Я беру в руки куклу. Машинально. Это очень дорогая блондинка из тех, что знают «папа» и «мама». Анютка вытягивает ручонки, чтобы, не дай бог, не уронил я это чудо техники.
— И куклу Макавеев?
— Дядя, — говорит Анютка и кивает на окно. И тихонько тянет ее у меня из рук.
— Но я сказал так: я не буду ударять тебя, Николай. Я пойду к Анютке и переживу свою злость. И обману заодно этих с их прокурором. Знай, Макавеев, душу Хыша.
— Не давай молодым съесть Макавея.
— Хыш бы ум у них был, хыш бы немного.
— Хеппи энд, — тихонько говорю я сам себе. — Падает розовый занавес. Публика в слезах.
В избушке звякают чашки. Булькает спирт.
Черноволосая Анютка держит на коленях куклу-блондинку. Ветер листает страницы «Робинзона Крузо».
…Я дождался, когда бывалый человек и полярный охотник уснули. И Анютка заснула возле своего ящика. Я взял рюкзак и тихонько приоткрыл щелястую дверь. С моря шла изморось. Лицо и руки сразу стали влажными. Две собаки шли за мной следом, потом вернулись. Берег убегал на север абстрактным изгибом. Я шел к поселку. К тому, где живет прокурор. Шел и все щупал зачем-то бумагу в кармане. Бумага была цела. Шел я очень тихо. Два раза садился перемотать портянку. Я злился на себя. Я все ждал, что Хыш будет меня догонять. Очнется, поймет и догонит. Так я шел тихо, все оглядывался и обдумывал свой разговор с Хышем.
Я сказал бы ему равнодушно: «Я иду в поселок за калейдоскопом. Знаешь, такая трубочка. Я решил подарить Анютке калейдоскоп и набор для цветного фото. Там очень хорошие разноцветные стекла».
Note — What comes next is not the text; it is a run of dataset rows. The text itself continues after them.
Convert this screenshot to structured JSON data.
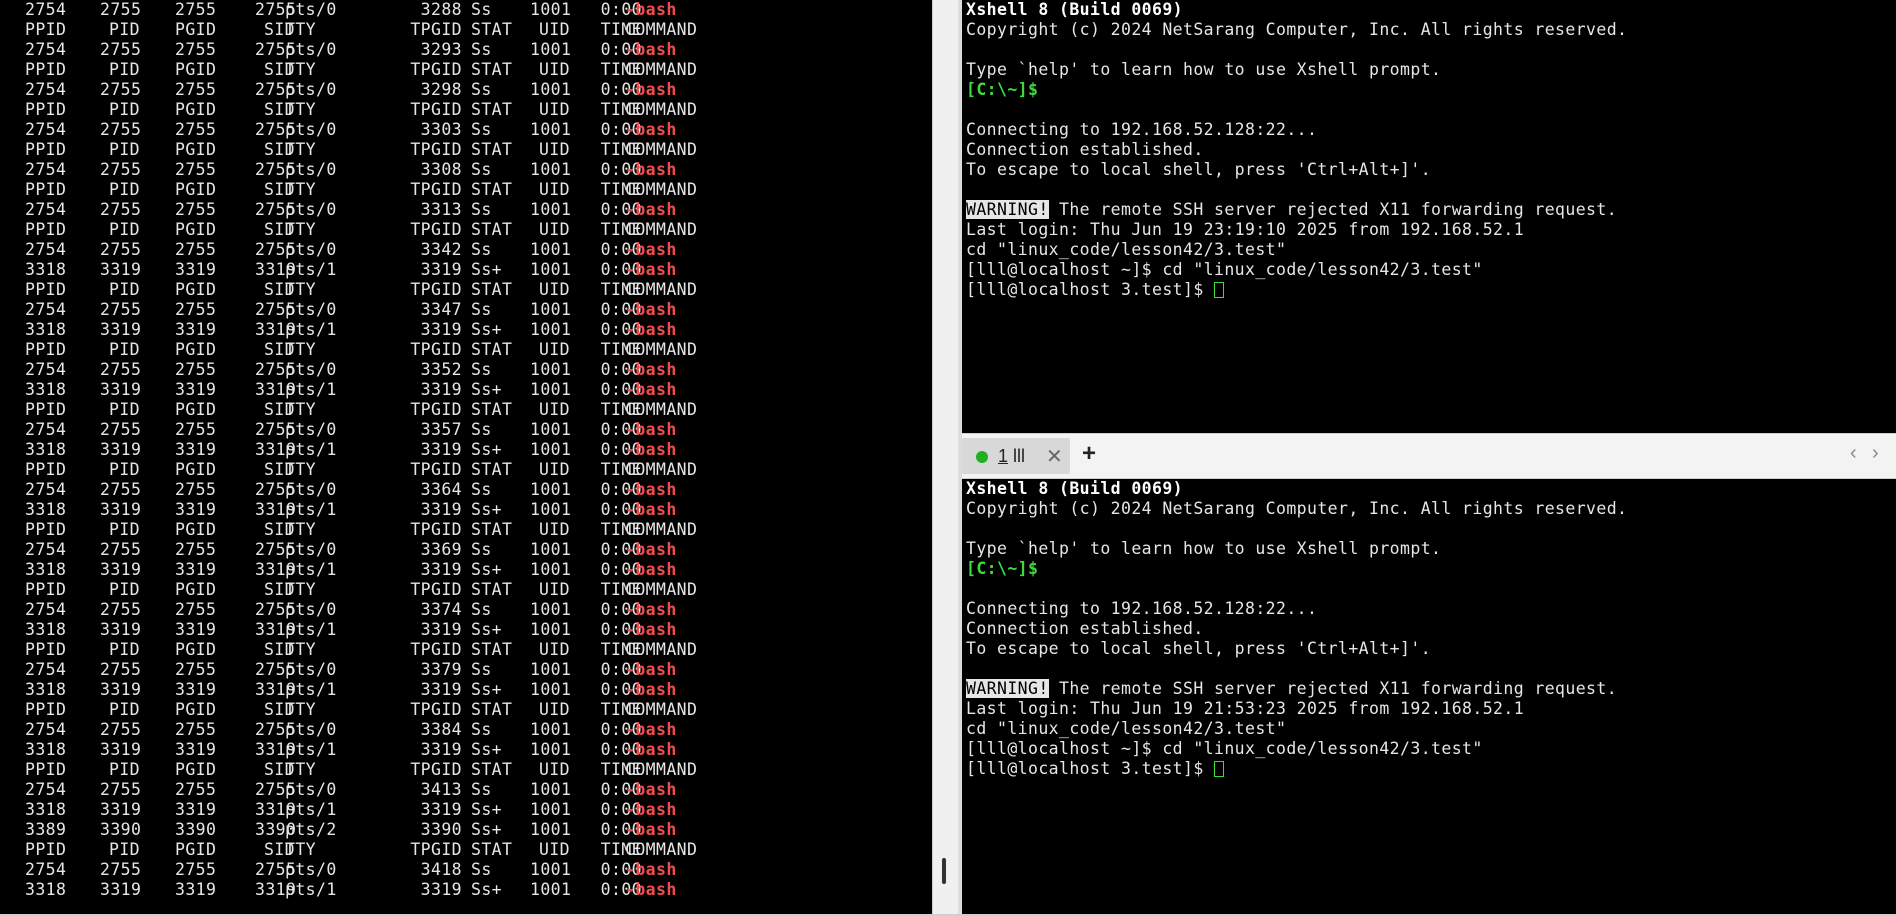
{
  "left_terminal": {
    "rows": [
      [
        "2754",
        "2755",
        "2755",
        "2755",
        "pts/0",
        "3288",
        "Ss",
        "1001",
        "0:00",
        "-bash"
      ],
      [
        "PPID",
        "PID",
        "PGID",
        "SID",
        "TTY",
        "TPGID",
        "STAT",
        "UID",
        "TIME",
        "COMMAND"
      ],
      [
        "2754",
        "2755",
        "2755",
        "2755",
        "pts/0",
        "3293",
        "Ss",
        "1001",
        "0:00",
        "-bash"
      ],
      [
        "PPID",
        "PID",
        "PGID",
        "SID",
        "TTY",
        "TPGID",
        "STAT",
        "UID",
        "TIME",
        "COMMAND"
      ],
      [
        "2754",
        "2755",
        "2755",
        "2755",
        "pts/0",
        "3298",
        "Ss",
        "1001",
        "0:00",
        "-bash"
      ],
      [
        "PPID",
        "PID",
        "PGID",
        "SID",
        "TTY",
        "TPGID",
        "STAT",
        "UID",
        "TIME",
        "COMMAND"
      ],
      [
        "2754",
        "2755",
        "2755",
        "2755",
        "pts/0",
        "3303",
        "Ss",
        "1001",
        "0:00",
        "-bash"
      ],
      [
        "PPID",
        "PID",
        "PGID",
        "SID",
        "TTY",
        "TPGID",
        "STAT",
        "UID",
        "TIME",
        "COMMAND"
      ],
      [
        "2754",
        "2755",
        "2755",
        "2755",
        "pts/0",
        "3308",
        "Ss",
        "1001",
        "0:00",
        "-bash"
      ],
      [
        "PPID",
        "PID",
        "PGID",
        "SID",
        "TTY",
        "TPGID",
        "STAT",
        "UID",
        "TIME",
        "COMMAND"
      ],
      [
        "2754",
        "2755",
        "2755",
        "2755",
        "pts/0",
        "3313",
        "Ss",
        "1001",
        "0:00",
        "-bash"
      ],
      [
        "PPID",
        "PID",
        "PGID",
        "SID",
        "TTY",
        "TPGID",
        "STAT",
        "UID",
        "TIME",
        "COMMAND"
      ],
      [
        "2754",
        "2755",
        "2755",
        "2755",
        "pts/0",
        "3342",
        "Ss",
        "1001",
        "0:00",
        "-bash"
      ],
      [
        "3318",
        "3319",
        "3319",
        "3319",
        "pts/1",
        "3319",
        "Ss+",
        "1001",
        "0:00",
        "-bash"
      ],
      [
        "PPID",
        "PID",
        "PGID",
        "SID",
        "TTY",
        "TPGID",
        "STAT",
        "UID",
        "TIME",
        "COMMAND"
      ],
      [
        "2754",
        "2755",
        "2755",
        "2755",
        "pts/0",
        "3347",
        "Ss",
        "1001",
        "0:00",
        "-bash"
      ],
      [
        "3318",
        "3319",
        "3319",
        "3319",
        "pts/1",
        "3319",
        "Ss+",
        "1001",
        "0:00",
        "-bash"
      ],
      [
        "PPID",
        "PID",
        "PGID",
        "SID",
        "TTY",
        "TPGID",
        "STAT",
        "UID",
        "TIME",
        "COMMAND"
      ],
      [
        "2754",
        "2755",
        "2755",
        "2755",
        "pts/0",
        "3352",
        "Ss",
        "1001",
        "0:00",
        "-bash"
      ],
      [
        "3318",
        "3319",
        "3319",
        "3319",
        "pts/1",
        "3319",
        "Ss+",
        "1001",
        "0:00",
        "-bash"
      ],
      [
        "PPID",
        "PID",
        "PGID",
        "SID",
        "TTY",
        "TPGID",
        "STAT",
        "UID",
        "TIME",
        "COMMAND"
      ],
      [
        "2754",
        "2755",
        "2755",
        "2755",
        "pts/0",
        "3357",
        "Ss",
        "1001",
        "0:00",
        "-bash"
      ],
      [
        "3318",
        "3319",
        "3319",
        "3319",
        "pts/1",
        "3319",
        "Ss+",
        "1001",
        "0:00",
        "-bash"
      ],
      [
        "PPID",
        "PID",
        "PGID",
        "SID",
        "TTY",
        "TPGID",
        "STAT",
        "UID",
        "TIME",
        "COMMAND"
      ],
      [
        "2754",
        "2755",
        "2755",
        "2755",
        "pts/0",
        "3364",
        "Ss",
        "1001",
        "0:00",
        "-bash"
      ],
      [
        "3318",
        "3319",
        "3319",
        "3319",
        "pts/1",
        "3319",
        "Ss+",
        "1001",
        "0:00",
        "-bash"
      ],
      [
        "PPID",
        "PID",
        "PGID",
        "SID",
        "TTY",
        "TPGID",
        "STAT",
        "UID",
        "TIME",
        "COMMAND"
      ],
      [
        "2754",
        "2755",
        "2755",
        "2755",
        "pts/0",
        "3369",
        "Ss",
        "1001",
        "0:00",
        "-bash"
      ],
      [
        "3318",
        "3319",
        "3319",
        "3319",
        "pts/1",
        "3319",
        "Ss+",
        "1001",
        "0:00",
        "-bash"
      ],
      [
        "PPID",
        "PID",
        "PGID",
        "SID",
        "TTY",
        "TPGID",
        "STAT",
        "UID",
        "TIME",
        "COMMAND"
      ],
      [
        "2754",
        "2755",
        "2755",
        "2755",
        "pts/0",
        "3374",
        "Ss",
        "1001",
        "0:00",
        "-bash"
      ],
      [
        "3318",
        "3319",
        "3319",
        "3319",
        "pts/1",
        "3319",
        "Ss+",
        "1001",
        "0:00",
        "-bash"
      ],
      [
        "PPID",
        "PID",
        "PGID",
        "SID",
        "TTY",
        "TPGID",
        "STAT",
        "UID",
        "TIME",
        "COMMAND"
      ],
      [
        "2754",
        "2755",
        "2755",
        "2755",
        "pts/0",
        "3379",
        "Ss",
        "1001",
        "0:00",
        "-bash"
      ],
      [
        "3318",
        "3319",
        "3319",
        "3319",
        "pts/1",
        "3319",
        "Ss+",
        "1001",
        "0:00",
        "-bash"
      ],
      [
        "PPID",
        "PID",
        "PGID",
        "SID",
        "TTY",
        "TPGID",
        "STAT",
        "UID",
        "TIME",
        "COMMAND"
      ],
      [
        "2754",
        "2755",
        "2755",
        "2755",
        "pts/0",
        "3384",
        "Ss",
        "1001",
        "0:00",
        "-bash"
      ],
      [
        "3318",
        "3319",
        "3319",
        "3319",
        "pts/1",
        "3319",
        "Ss+",
        "1001",
        "0:00",
        "-bash"
      ],
      [
        "PPID",
        "PID",
        "PGID",
        "SID",
        "TTY",
        "TPGID",
        "STAT",
        "UID",
        "TIME",
        "COMMAND"
      ],
      [
        "2754",
        "2755",
        "2755",
        "2755",
        "pts/0",
        "3413",
        "Ss",
        "1001",
        "0:00",
        "-bash"
      ],
      [
        "3318",
        "3319",
        "3319",
        "3319",
        "pts/1",
        "3319",
        "Ss+",
        "1001",
        "0:00",
        "-bash"
      ],
      [
        "3389",
        "3390",
        "3390",
        "3390",
        "pts/2",
        "3390",
        "Ss+",
        "1001",
        "0:00",
        "-bash"
      ],
      [
        "PPID",
        "PID",
        "PGID",
        "SID",
        "TTY",
        "TPGID",
        "STAT",
        "UID",
        "TIME",
        "COMMAND"
      ],
      [
        "2754",
        "2755",
        "2755",
        "2755",
        "pts/0",
        "3418",
        "Ss",
        "1001",
        "0:00",
        "-bash"
      ],
      [
        "3318",
        "3319",
        "3319",
        "3319",
        "pts/1",
        "3319",
        "Ss+",
        "1001",
        "0:00",
        "-bash"
      ]
    ]
  },
  "right_top_terminal": {
    "banner": "Xshell 8 (Build 0069)",
    "copyright": "Copyright (c) 2024 NetSarang Computer, Inc. All rights reserved.",
    "help_hint": "Type `help' to learn how to use Xshell prompt.",
    "local_prompt": "[C:\\~]$",
    "connecting": "Connecting to 192.168.52.128:22...",
    "established": "Connection established.",
    "escape_hint": "To escape to local shell, press 'Ctrl+Alt+]'.",
    "warning_tag": "WARNING!",
    "warning_text": " The remote SSH server rejected X11 forwarding request.",
    "last_login": "Last login: Thu Jun 19 23:19:10 2025 from 192.168.52.1",
    "cd_echo": "cd \"linux_code/lesson42/3.test\"",
    "prompt_cd": "[lll@localhost ~]$ cd \"linux_code/lesson42/3.test\"",
    "prompt_current": "[lll@localhost 3.test]$ "
  },
  "tab_bar": {
    "tab_number": "1",
    "tab_name": " lll",
    "close_glyph": "✕",
    "add_glyph": "+",
    "prev_glyph": "‹",
    "next_glyph": "›",
    "status_color": "#20b020"
  },
  "right_bottom_terminal": {
    "banner": "Xshell 8 (Build 0069)",
    "copyright": "Copyright (c) 2024 NetSarang Computer, Inc. All rights reserved.",
    "help_hint": "Type `help' to learn how to use Xshell prompt.",
    "local_prompt": "[C:\\~]$",
    "connecting": "Connecting to 192.168.52.128:22...",
    "established": "Connection established.",
    "escape_hint": "To escape to local shell, press 'Ctrl+Alt+]'.",
    "warning_tag": "WARNING!",
    "warning_text": " The remote SSH server rejected X11 forwarding request.",
    "last_login": "Last login: Thu Jun 19 21:53:23 2025 from 192.168.52.1",
    "cd_echo": "cd \"linux_code/lesson42/3.test\"",
    "prompt_cd": "[lll@localhost ~]$ cd \"linux_code/lesson42/3.test\"",
    "prompt_current": "[lll@localhost 3.test]$ "
  }
}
Может быть, мы совсем не будем говорить об этой бумаге. Бывают же очевидные ситуации. Так, поболтали бы о разноцветных стеклышках и прочих нейтральных вещах. Но, может быть, Хыш коснулся бы и этой темы. Пожалуй, он ее обязательно коснется. Тогда лучше всего просто спросить: «Для чего созданы голова и лицо человека, Хыш? Во всяком случае, не для того, чтобы по ним били. Нет таких людей, которые имеют право бить, и нет такой цели, которая это оправдывает. Где, кто и когда научил тебя терпеть, когда бьют?»
Догони меня, Хыш. Ты же видишь: я так тихо иду.
Чуть-чуть невеселый рассказ
Я схватил воспаление легких, когда мы шли через низкие перевалы гор Дурынова. Стоял апрель — месяц солнечных холодов. Мы шли с северного побережья острова, оставив позади зеленый лед лагун, тишину и мертвый галечник морских кос. Горы Дурынова отделяли нас от базы на южном берегу.
В этих местах понятие «горы» условно. Среди настоящих гор они считались бы просто холмами.
Нас было пять человек. Пять мужчин в одинаковых кухлянках и меховых штанах, с распухшими от мороза и солнца лицами.
На каждом подъеме все соскакивали с нарт и бежали рядом, крича и задыхаясь. Кричать было необходимо, чтобы собаки не останавливались. Я говорил «Давай!» на каждом выдохе, эскимосы — каюры грузовых нарт — коротко вскрикивали: «Хек!»
Семен Иванович молчал. Он вел самую ответственную нарту с аппаратурой. За него ругался Ленька. Он погонял свою упряжку громко и непечатно.